- Born: July 25, 1918 Guiyang, Guizhou, China
- Died: April 25, 1997 (aged 78)
- Education: National Central University University of Iowa
- Known for: Yih plume Yih transformation Yih equation
- Scientific career
- Fields: Fluid dynamics
- Workplaces: Guizhou University University of Michigan
- Thesis: Free convection due to a point source of heat (1948)
- Doctoral advisor: Hunter Rouse

= Chia-Shun Yih =

Chia-Shun Yih (易家训; July 25, 1918 – April 25, 1997) was the Stephen P. Timoshenko Distinguished University Professor Emeritus at the University of Michigan. He made many significant contributions to fluid mechanics. Yih was also a seal artist.

==Biography==
Yih was born on July 25, 1918, in Guiyang, Guizhou province of China. Yih received his junior middle school education in Zhenjiang, and entered Suzhou High School in 1934 in Suzhou, Jiangsu Province.

In 1937, Yih entered the National Central University and studied civil engineering. Yih graduated in 1941 then did research at a hydrodynamics laboratory in Guanxian (or Guan County; 灌县; current Dujiangyan) of Sichuan province. Yih also worked in a bridge construction company in Guizhou. Later, Yih taught at Guizhou University.

In 1945, Yih went to study at the University of Iowa in the United States, where he obtained his PhD in 1948. Yih served as a professor of the University of Michigan for most of his academic career.

Yih is also well known for his high language talent, which appeared already when he was just a high school student. In his first classes in high school, he could talk fluently with his American English teacher. Yih mastered German soon after he joined the college, and was able to communicate smoothly with the local German missionaries in Chongqing. Later Yih again learned French, and lectured mechanics in French at the University of Paris and the University of Grenoble.

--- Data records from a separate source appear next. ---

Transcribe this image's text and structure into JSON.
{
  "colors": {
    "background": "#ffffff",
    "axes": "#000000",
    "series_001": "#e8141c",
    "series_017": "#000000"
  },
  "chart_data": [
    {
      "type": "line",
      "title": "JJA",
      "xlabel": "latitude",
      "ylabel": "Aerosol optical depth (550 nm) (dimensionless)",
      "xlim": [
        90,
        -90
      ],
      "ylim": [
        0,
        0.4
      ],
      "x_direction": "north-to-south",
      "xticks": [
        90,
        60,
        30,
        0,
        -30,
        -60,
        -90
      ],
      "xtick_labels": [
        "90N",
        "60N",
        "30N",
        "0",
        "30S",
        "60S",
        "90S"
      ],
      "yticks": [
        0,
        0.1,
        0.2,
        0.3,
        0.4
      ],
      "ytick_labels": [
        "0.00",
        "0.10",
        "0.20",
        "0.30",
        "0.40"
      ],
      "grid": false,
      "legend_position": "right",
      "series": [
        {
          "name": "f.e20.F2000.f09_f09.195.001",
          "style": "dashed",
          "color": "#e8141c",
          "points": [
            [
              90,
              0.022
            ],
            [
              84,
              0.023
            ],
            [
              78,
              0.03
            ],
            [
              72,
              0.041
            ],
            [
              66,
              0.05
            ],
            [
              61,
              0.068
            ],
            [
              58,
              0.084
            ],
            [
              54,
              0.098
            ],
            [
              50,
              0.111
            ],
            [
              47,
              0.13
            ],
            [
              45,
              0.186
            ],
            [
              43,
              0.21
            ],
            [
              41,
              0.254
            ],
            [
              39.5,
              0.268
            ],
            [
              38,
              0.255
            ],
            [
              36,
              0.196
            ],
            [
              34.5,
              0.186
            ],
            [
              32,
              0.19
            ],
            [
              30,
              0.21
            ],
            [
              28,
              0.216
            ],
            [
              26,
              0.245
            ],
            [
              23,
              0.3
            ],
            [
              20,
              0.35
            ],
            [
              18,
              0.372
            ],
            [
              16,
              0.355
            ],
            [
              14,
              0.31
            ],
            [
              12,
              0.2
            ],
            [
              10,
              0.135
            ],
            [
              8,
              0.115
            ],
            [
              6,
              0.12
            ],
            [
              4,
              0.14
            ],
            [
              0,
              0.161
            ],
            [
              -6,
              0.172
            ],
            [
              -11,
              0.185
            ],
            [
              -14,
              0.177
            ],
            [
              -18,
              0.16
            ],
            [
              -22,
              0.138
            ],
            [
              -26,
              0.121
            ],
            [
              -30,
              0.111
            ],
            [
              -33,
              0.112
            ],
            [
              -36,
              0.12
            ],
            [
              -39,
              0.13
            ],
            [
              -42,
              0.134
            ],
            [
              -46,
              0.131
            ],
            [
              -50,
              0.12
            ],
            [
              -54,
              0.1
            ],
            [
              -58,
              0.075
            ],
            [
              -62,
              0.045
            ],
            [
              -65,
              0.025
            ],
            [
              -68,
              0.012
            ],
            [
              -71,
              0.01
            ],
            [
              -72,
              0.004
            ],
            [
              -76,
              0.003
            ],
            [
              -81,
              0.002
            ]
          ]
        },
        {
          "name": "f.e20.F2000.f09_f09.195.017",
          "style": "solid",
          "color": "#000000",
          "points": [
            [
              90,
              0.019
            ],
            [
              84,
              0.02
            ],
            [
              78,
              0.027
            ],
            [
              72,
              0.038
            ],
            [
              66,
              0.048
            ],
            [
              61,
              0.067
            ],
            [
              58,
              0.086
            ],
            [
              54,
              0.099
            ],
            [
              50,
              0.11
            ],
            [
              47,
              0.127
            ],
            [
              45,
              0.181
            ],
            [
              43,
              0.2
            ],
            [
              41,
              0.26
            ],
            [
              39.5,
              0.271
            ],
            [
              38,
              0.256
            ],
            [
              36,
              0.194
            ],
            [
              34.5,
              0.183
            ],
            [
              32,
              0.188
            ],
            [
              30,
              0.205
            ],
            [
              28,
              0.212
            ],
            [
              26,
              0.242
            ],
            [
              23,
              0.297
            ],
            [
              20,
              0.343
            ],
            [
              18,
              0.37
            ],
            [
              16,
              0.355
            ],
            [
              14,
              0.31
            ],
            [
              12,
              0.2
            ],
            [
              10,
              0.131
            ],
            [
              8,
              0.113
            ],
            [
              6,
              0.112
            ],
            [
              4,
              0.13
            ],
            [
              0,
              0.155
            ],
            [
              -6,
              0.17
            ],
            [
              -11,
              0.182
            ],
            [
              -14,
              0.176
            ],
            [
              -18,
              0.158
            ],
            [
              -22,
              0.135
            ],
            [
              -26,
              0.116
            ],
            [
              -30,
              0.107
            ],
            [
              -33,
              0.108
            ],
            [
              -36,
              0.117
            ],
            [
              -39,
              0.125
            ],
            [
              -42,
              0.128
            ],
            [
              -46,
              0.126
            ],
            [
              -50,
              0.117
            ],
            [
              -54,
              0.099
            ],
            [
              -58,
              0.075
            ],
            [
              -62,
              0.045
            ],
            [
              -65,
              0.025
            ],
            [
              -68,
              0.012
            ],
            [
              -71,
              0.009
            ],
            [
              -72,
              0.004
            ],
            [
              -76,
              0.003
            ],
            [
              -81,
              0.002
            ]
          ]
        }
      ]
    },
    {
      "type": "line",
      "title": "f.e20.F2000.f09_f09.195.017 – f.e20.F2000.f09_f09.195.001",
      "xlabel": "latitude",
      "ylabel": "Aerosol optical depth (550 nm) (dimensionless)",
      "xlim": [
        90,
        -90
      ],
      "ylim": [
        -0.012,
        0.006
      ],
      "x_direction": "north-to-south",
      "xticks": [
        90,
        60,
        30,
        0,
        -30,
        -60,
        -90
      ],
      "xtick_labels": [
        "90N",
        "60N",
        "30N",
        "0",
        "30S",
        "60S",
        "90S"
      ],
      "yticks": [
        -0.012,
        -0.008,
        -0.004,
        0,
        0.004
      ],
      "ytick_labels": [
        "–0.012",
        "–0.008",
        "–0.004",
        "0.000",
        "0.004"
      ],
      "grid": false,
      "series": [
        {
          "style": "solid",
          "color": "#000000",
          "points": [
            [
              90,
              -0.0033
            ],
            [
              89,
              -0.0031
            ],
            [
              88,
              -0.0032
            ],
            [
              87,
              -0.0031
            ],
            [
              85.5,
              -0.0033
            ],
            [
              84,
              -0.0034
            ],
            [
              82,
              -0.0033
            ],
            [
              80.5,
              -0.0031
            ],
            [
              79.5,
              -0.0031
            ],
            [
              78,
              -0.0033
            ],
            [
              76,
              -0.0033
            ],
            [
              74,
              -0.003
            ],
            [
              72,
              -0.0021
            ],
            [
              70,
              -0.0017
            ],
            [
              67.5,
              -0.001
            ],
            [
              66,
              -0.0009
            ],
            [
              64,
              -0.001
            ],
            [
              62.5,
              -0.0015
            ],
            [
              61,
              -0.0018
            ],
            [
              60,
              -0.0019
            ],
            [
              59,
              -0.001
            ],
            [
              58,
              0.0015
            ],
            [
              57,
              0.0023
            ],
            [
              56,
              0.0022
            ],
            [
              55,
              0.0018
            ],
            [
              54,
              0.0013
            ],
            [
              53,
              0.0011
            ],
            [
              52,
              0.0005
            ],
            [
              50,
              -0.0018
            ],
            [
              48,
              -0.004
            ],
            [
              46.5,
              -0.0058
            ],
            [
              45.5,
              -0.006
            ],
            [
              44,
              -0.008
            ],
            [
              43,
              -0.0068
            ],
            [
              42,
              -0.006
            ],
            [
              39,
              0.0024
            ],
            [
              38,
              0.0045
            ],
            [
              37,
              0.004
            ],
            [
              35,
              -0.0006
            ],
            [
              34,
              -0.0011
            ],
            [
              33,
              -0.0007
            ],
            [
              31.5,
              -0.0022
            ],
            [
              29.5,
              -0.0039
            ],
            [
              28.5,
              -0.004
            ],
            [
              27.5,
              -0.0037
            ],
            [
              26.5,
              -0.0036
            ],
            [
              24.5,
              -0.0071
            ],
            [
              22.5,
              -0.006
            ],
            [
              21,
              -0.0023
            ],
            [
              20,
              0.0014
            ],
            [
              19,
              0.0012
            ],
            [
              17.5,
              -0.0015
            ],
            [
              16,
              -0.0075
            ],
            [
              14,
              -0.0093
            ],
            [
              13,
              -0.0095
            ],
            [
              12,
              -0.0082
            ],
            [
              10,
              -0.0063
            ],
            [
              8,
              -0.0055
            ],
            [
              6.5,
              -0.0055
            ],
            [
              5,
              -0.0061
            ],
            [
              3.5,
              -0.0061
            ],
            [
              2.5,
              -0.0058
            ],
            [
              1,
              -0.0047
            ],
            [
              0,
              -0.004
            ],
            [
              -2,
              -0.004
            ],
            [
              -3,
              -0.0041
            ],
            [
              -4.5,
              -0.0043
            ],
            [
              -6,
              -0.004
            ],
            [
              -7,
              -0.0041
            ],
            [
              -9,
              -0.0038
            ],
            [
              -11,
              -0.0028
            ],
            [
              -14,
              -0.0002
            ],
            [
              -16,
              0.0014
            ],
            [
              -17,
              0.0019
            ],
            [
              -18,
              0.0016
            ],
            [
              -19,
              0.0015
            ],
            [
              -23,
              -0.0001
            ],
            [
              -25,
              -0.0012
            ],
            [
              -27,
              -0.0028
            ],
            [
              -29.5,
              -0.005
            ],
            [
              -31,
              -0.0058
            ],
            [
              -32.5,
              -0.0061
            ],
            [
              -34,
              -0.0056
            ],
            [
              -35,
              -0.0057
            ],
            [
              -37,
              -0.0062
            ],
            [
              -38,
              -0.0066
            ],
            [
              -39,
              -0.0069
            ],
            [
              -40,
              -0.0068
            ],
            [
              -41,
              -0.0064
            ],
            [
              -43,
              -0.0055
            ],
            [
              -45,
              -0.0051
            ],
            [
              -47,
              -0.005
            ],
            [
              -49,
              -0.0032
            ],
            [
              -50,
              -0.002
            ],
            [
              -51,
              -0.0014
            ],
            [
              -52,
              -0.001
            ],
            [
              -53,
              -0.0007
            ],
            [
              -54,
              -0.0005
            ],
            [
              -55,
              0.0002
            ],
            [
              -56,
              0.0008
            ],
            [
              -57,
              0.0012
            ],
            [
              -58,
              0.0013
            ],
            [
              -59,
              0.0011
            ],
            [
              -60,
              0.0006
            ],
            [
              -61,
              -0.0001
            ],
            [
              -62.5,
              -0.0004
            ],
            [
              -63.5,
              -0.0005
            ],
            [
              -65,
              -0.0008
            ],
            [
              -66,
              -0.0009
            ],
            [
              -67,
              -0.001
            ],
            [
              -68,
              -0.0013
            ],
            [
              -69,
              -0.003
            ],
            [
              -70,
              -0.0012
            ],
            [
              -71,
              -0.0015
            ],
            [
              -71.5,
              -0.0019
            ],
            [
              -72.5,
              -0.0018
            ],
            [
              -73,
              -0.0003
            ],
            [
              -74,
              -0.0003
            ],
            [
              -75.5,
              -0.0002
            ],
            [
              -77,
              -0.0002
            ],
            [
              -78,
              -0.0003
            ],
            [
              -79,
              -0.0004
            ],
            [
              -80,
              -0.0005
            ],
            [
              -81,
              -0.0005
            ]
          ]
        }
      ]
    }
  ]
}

He died on April 25, 1997, of heart failure, in his sleep, while in an airplane over Japan.

==Honors and awards==
- Theodore von Kármán Medal, 1981
- Fluid Dynamics Prize, from the American Physical Society, 1985
- Otto Laporte Award, 1989

Yih was a member of the National Academy of Engineering (elected 1980), and an academician of the Academia Sinica (elected 1970), and a fellow of the American Physical Society (elected 1959).

==Books==
- C.-S. Yih, Fluid Mechanics: A Concise Introduction to Theory, West River Press, Ann Arbor (1979).
- C.-S. Yih, Stratified Flows, 2nd ed., Academic Press (1980).
- C.-S. Yih, Fluid Mechanics, West River Press, Ann Arbor (1988).
- C.-S. Yih (Ed.), Advances in Applied Mechanics, Academic Press (1982).